Expand description
Zero-copy array persistence for fixed/var width Arrow arrays used by the store.
§Why a custom on-disk format instead of Arrow IPC?
This module persists Arrow arrays in a minimal, mmap-friendly container so
we can reconstruct ArrayData zero-copy from a single memory-mapped
region. Using Arrow IPC (stream/file) directly would:
- Increase file size from extra framing, padding, and metadata.
- Require additional allocations and buffer copies during decode.
- Prevent us from keeping a single contiguous payload per array, which hurts scan performance.
Design goals of this format:
- Minimal headers: fixed-size header plus raw buffers only, no framing or schema objects.
- Predictable contiguous payloads: each array’s bytes live together in one region, ideal for mmap and SIMD access.
- True zero-copy rebuild: deserialization produces
ArrayDatathat references the original mmap directly, avoiding memcpy. - Simpler invariants: deliberately omits certain features (e.g., null bitmaps) to keep the format compact and reconstruction trivial.

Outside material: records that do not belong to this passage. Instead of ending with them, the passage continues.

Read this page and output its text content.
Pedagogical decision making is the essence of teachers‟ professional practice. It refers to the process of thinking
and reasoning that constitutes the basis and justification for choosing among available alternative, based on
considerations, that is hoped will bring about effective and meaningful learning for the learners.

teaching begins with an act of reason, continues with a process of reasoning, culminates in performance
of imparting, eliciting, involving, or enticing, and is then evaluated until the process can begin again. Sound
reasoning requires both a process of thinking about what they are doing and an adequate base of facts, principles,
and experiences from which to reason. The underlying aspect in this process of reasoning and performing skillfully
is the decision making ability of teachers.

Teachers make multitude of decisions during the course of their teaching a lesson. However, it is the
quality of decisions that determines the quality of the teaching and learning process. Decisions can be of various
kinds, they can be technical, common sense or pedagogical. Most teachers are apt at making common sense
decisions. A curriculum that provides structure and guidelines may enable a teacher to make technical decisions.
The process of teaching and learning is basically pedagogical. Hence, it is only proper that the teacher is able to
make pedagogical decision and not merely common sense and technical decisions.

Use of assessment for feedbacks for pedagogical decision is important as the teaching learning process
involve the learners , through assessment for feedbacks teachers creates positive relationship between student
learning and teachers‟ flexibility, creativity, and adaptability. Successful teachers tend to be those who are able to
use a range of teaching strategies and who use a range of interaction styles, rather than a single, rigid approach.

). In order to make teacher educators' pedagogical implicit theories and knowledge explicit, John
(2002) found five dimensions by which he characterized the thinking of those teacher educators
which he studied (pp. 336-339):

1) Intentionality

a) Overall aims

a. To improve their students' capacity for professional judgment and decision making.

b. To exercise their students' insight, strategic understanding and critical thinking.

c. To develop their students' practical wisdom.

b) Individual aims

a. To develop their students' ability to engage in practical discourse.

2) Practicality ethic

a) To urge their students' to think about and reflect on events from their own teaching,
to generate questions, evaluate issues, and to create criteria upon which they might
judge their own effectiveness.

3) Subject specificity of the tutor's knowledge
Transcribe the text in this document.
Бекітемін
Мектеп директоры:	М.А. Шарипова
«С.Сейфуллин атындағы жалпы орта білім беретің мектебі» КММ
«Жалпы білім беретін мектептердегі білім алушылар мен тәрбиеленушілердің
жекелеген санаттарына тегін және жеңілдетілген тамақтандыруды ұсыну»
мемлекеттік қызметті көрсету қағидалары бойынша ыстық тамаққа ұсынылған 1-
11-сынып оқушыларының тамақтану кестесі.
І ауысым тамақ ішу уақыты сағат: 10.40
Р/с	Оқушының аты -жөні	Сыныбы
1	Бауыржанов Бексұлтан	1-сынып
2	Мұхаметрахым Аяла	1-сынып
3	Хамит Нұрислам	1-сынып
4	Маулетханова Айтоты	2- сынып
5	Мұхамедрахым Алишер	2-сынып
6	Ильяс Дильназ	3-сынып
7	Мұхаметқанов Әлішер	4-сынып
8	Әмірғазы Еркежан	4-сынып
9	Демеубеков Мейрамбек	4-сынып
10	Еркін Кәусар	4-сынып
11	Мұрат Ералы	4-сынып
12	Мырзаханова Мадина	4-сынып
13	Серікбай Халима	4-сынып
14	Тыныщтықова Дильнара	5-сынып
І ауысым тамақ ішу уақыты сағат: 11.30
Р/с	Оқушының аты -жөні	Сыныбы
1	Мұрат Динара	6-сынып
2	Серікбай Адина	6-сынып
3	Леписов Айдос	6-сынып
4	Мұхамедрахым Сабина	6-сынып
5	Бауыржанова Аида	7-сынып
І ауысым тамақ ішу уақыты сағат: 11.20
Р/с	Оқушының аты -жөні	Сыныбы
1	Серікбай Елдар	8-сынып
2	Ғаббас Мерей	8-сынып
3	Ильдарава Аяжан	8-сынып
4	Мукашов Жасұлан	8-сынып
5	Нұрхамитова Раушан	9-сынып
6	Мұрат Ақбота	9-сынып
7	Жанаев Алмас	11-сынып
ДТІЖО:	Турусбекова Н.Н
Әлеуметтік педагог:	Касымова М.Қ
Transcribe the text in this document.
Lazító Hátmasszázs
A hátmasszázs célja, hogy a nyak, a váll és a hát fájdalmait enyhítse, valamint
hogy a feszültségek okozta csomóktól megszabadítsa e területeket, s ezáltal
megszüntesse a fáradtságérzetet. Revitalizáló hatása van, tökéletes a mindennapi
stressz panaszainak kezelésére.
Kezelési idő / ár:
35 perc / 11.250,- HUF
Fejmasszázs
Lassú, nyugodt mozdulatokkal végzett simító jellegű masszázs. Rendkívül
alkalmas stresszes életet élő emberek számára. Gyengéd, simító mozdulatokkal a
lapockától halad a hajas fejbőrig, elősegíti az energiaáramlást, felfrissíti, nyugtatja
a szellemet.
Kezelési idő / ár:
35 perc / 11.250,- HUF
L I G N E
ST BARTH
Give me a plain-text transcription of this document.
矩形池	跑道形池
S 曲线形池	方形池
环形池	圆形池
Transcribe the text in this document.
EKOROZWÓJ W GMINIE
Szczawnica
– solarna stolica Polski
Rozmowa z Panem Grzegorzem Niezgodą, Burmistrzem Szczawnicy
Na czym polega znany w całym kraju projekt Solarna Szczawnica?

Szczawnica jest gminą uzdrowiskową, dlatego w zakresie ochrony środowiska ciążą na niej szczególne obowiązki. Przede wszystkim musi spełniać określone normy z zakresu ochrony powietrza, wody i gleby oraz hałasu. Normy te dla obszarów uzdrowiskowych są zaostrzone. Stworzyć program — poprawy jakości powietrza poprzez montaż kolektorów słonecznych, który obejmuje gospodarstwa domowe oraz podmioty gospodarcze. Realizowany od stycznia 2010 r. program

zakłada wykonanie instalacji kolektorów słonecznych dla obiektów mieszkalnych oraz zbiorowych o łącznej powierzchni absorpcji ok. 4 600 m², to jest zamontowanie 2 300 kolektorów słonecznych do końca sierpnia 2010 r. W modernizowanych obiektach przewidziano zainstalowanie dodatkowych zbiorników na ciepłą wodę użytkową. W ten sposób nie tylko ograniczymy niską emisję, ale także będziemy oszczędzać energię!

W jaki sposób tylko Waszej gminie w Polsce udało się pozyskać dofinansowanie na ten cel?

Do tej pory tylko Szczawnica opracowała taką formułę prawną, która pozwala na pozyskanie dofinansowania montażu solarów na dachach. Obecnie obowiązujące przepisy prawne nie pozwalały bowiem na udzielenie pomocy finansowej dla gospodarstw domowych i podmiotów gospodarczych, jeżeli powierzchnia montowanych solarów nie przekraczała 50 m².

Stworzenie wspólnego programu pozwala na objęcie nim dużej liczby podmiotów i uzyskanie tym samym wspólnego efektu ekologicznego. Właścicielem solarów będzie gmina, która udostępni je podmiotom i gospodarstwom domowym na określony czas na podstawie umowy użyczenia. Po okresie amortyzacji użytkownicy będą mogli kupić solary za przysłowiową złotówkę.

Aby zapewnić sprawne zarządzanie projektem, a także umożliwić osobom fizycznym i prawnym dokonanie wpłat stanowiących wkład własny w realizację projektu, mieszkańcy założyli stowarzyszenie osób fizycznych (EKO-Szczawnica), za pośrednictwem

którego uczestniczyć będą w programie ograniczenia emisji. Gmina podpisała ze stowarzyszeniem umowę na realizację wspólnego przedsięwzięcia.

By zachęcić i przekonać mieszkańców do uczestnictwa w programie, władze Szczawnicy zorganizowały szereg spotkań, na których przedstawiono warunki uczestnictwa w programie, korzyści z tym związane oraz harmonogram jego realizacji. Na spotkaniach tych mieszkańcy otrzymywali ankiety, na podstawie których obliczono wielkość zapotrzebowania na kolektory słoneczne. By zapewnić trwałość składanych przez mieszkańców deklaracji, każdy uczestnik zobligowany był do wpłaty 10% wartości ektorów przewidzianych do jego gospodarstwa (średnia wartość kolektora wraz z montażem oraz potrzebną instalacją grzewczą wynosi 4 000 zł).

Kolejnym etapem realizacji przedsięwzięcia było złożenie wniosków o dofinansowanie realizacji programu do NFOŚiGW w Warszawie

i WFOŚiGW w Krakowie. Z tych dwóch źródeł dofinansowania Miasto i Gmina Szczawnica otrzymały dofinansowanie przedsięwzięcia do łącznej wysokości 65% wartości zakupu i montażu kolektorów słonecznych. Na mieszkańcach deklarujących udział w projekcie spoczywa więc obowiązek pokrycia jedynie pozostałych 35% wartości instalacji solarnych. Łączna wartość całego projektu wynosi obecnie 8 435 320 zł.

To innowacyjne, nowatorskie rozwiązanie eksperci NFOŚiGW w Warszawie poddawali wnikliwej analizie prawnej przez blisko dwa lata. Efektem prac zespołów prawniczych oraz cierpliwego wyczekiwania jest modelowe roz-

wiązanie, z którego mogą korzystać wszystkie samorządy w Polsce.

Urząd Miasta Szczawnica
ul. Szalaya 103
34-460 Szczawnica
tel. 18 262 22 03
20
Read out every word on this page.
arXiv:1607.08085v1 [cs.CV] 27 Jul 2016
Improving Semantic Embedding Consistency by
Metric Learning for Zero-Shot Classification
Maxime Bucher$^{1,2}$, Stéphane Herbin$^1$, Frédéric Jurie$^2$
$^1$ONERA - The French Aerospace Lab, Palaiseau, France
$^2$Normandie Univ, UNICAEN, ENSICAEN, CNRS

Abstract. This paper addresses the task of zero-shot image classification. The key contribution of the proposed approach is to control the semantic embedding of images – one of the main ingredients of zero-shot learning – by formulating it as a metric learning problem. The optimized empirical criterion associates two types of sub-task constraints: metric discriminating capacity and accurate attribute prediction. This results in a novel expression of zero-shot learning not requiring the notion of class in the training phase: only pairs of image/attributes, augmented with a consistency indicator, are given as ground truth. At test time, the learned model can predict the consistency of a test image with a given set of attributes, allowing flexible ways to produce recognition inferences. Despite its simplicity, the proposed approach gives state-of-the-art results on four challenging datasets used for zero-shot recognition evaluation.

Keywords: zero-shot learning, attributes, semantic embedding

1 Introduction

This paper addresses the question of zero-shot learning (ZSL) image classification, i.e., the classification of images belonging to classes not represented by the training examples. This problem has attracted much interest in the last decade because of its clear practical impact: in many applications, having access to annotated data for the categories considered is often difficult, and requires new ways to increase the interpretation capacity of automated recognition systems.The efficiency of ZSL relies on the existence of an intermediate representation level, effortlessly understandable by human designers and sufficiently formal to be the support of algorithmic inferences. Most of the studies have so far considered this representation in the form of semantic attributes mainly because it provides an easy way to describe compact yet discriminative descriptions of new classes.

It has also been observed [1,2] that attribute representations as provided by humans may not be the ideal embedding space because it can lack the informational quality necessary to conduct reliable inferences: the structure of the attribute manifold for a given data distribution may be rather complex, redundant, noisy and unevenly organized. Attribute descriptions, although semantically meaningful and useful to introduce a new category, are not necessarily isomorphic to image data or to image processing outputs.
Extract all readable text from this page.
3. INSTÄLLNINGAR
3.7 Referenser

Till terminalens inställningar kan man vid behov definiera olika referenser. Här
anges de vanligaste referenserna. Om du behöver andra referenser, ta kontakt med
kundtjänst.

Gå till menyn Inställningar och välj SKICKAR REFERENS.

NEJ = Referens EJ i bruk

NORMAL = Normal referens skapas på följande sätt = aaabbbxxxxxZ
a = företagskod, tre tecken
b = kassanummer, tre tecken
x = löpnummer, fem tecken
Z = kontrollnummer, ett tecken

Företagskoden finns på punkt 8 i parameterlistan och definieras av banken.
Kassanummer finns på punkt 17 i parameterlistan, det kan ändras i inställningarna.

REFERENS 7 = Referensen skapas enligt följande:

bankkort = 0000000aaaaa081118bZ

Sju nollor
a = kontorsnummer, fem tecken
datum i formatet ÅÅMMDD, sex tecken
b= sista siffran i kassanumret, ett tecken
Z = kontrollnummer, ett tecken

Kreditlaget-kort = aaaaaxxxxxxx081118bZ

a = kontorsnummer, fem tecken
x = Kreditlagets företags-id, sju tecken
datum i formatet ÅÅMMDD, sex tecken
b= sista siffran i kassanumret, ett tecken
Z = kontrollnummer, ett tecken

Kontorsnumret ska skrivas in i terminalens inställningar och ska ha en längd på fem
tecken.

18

- Stable codes: layout and type tags are explicitly pinned with compile-time checks to avoid silent corruption.
Net effect: smaller files, faster scans, and preserved zero-copy semantics tailored to this storage engine’s access pattern, at the cost of leaving out some of the generality of Arrow IPC.
Functions§
- deserialize_
array - Deserialize zero-copy from a pager blob.
- serialize_
array - Serialize array buffers with a minimal header (no nulls supported yet).